Discussion in 'B4R Questions' started by Kevin, May 28, 2018.

  1. Kevin

    Kevin Well-Known Member Licensed User

    I have been wanting to create something with one of these things but I'm not really sure where to start. From what I can tell, some of the boards have built-in WiFi, or others you can add an expansion card to give it that functionality.

    To give some ideas on what I would like to accomplish:

    Device that downloads local weather forecast every morning and if it is calling for cool or rainy weather, disable my pool heater since we would not be using the pool that day anyway. The heater has inputs for remote control like this (similar to how a home thermostat would work to control a furnace or A/C).

    Device that monitors pool water level and sends an email, text, etc to alert me to a potential leak.

    I have a couple other ideas but I think one of these would be my first project. From what I can tell, you can connect just about anything to these boards. Some have built-in relays or otherwise you could connect external relays.

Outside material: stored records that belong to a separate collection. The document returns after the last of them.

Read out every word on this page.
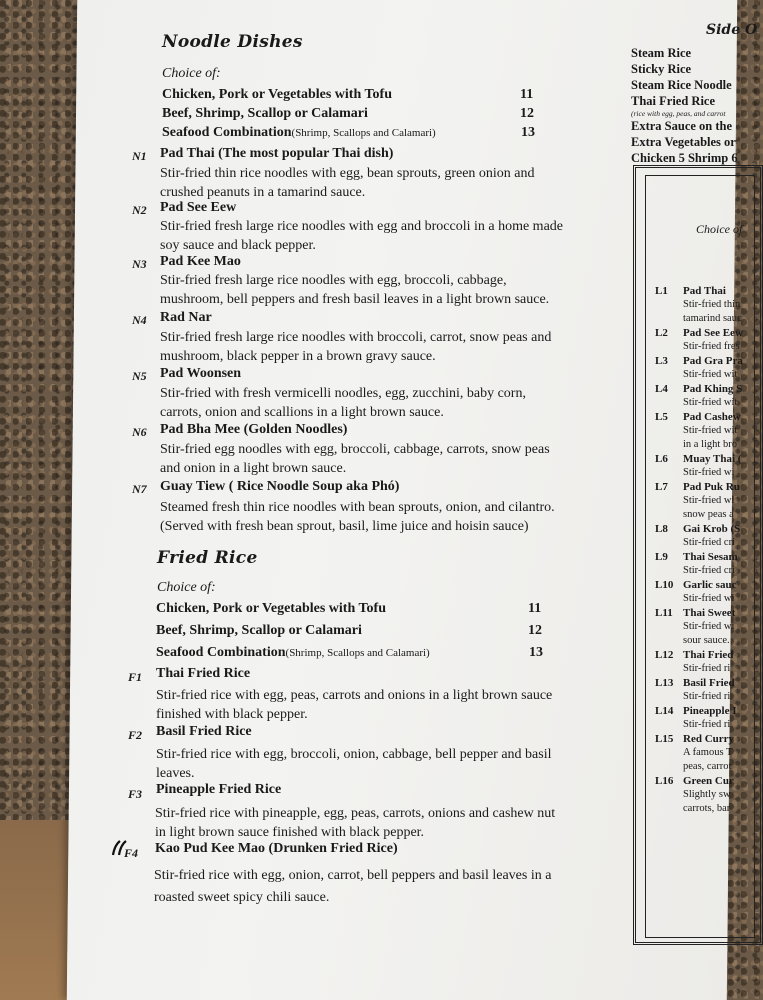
Noodle Dishes
Choice of:
Chicken, Pork or Vegetables with Tofu	11
Beef, Shrimp, Scallop or Calamari	12
Seafood Combination(Shrimp, Scallops and Calamari)	13
N1 Pad Thai (The most popular Thai dish)
Stir-fried thin rice noodles with egg, bean sprouts, green onion and
crushed peanuts in a tamarind sauce.
N2 Pad See Eew
Stir-fried fresh large rice noodles with egg and broccoli in a home made
soy sauce and black pepper.
N3 Pad Kee Mao
Stir-fried fresh large rice noodles with egg, broccoli, cabbage,
mushroom, bell peppers and fresh basil leaves in a light brown sauce.
N4 Rad Nar
Stir-fried fresh large rice noodles with broccoli, carrot, snow peas and
mushroom, black pepper in a brown gravy sauce.
N5 Pad Woonsen
Stir-fried with fresh vermicelli noodles, egg, zucchini, baby corn,
carrots, onion and scallions in a light brown sauce.
N6 Pad Bha Mee (Golden Noodles)
Stir-fried egg noodles with egg, broccoli, cabbage, carrots, snow peas
and onion in a light brown sauce.
N7 Guay Tiew ( Rice Noodle Soup aka Phó)
Steamed fresh thin rice noodles with bean sprouts, onion, and cilantro.
(Served with fresh bean sprout, basil, lime juice and hoisin sauce)
Fried Rice
Choice of:
Chicken, Pork or Vegetables with Tofu	11
Beef, Shrimp, Scallop or Calamari	12
Seafood Combination(Shrimp, Scallops and Calamari)	13
F1 Thai Fried Rice
Stir-fried rice with egg, peas, carrots and onions in a light brown sauce
finished with black pepper.
F2 Basil Fried Rice
Stir-fried rice with egg, broccoli, onion, cabbage, bell pepper and basil
leaves.
F3 Pineapple Fried Rice
Stir-fried rice with pineapple, egg, peas, carrots, onions and cashew nut
in light brown sauce finished with black pepper.
F4 Kao Pud Kee Mao (Drunken Fried Rice)
Stir-fried rice with egg, onion, carrot, bell peppers and basil leaves in a
roasted sweet spicy chili sauce.
Side O
Steam Rice
Sticky Rice
Steam Rice Noodle
Thai Fried Rice
(rice with egg, peas, and carrot
Extra Sauce on the
Extra Vegetables or
Chicken 5 Shrimp 6
Choice of
L1 Pad Thai
Stir-fried thin
tamarind sauc
L2 Pad See Eew
Stir-fried fres
L3 Pad Gra Pra
Stir-fried wit
L4 Pad Khing S
Stir-fried wit
L5 Pad Cashew
Stir-fried wit
in a light bro
L6 Muay Thai (
Stir-fried wi
L7 Pad Puk Ru
Stir-fried wi
snow peas a
L8 Gai Krob (S
Stir-fried cri
L9 Thai Sesam
Stir-fried cri
L10 Garlic sauc
Stir-fried wi
L11 Thai Sweet
Stir-fried wi
sour sauce.
L12 Thai Fried
Stir-fried ri
L13 Basil Fried
Stir-fried ri
L14 Pineapple I
Stir-fried ri
L15 Red Curry
A famous T
peas, carrot
L16 Green Cur
Slightly sw
carrots, bar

    I'd most likely run these off of A/C with a 5v(?) DC adapter.
  2. Erel

    Erel Administrator Staff Member Licensed User

    Start with ESP8266. It has built-in wifi and it is easy to work with.
    Kevin likes this.
  3. Kevin

    Kevin Well-Known Member Licensed User

    Thanks, Erel. So it would appear that ESP8266 would be the chipset to look for. I say this because from a quick search, there seem to be lots of boards based on ESP8266 but with varying numbers of inputs and outputs.

    I am extremely green on this stuff. I have a basic understanding of the practically unlimited uses of these devices but I really have no idea how to actually go about connecting various sensors or what the various connections are used for.

    I'm definitely open to suggestions in this area, but as this is likely outside the scope of using B4R to program them, I will get myself to Googling. :D
  4. BillMeyer

    BillMeyer Active Member Licensed User

    This is an exciting world. You'll enjoy it.

    Possibly you should begin here: https://www.arduino.cc/ - walk around there a bit and see the tutorials etc on the boards and if you really want to get into it boots and all then look at one of the kits from here or locally for you from here and Remember - You can't beat B4R as your IDE !!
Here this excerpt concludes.